Tech competitors are ‘blown away’ by Congress’ CEO grilling and hopeful for antitrust reform

congressional hearing
congressional hearing

As the Congress grilled the CEOs of the Big 4 tech companies, David Hansson was sporting quite a broad smile on his face. The co-founder of Basecamp declared he was quite blown away with the proceedings had unfurled. In fact, he had expected a lukewarm event at most which would be reminiscent of the congressional hearing with Mark Zuckerberg that left a bad taste in the mouth.

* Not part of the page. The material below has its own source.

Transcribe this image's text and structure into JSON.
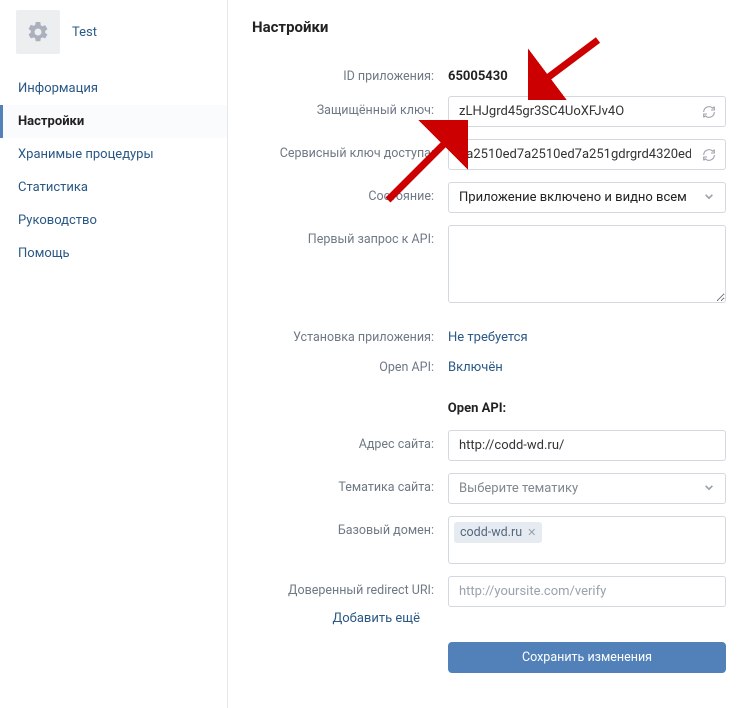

Hansson had previously testified before the Congress about the impact the big 4 tech companies had on recent startups. But even he wasn’t prepared for the storm that raged on the four companies Amazon’s Jeff Bezos, Apple’s Tim Cook, Facebook’s Mark Zuckerberg, and Google Alphabet’s Sundar Pichai as the House Judiciary subcommittee on antitrust brought out 1.3 million pieces of evidence that had been collected against these companies in the last one year.

Yelp’s founder Luther Lowe, the principal opposition of Google felt the same way too. “What [Congress] do[es] is they send signals,” Lowe said in an interview Thursday. “If the signal in … 2011 was, ‘Hey, FTC investigating Google, why are you messing with this great company,’ the message yesterday was, ‘Why didn’t you go after these companies [earlier]?’”

And this time around, Congress was well-informed of the situation at hand.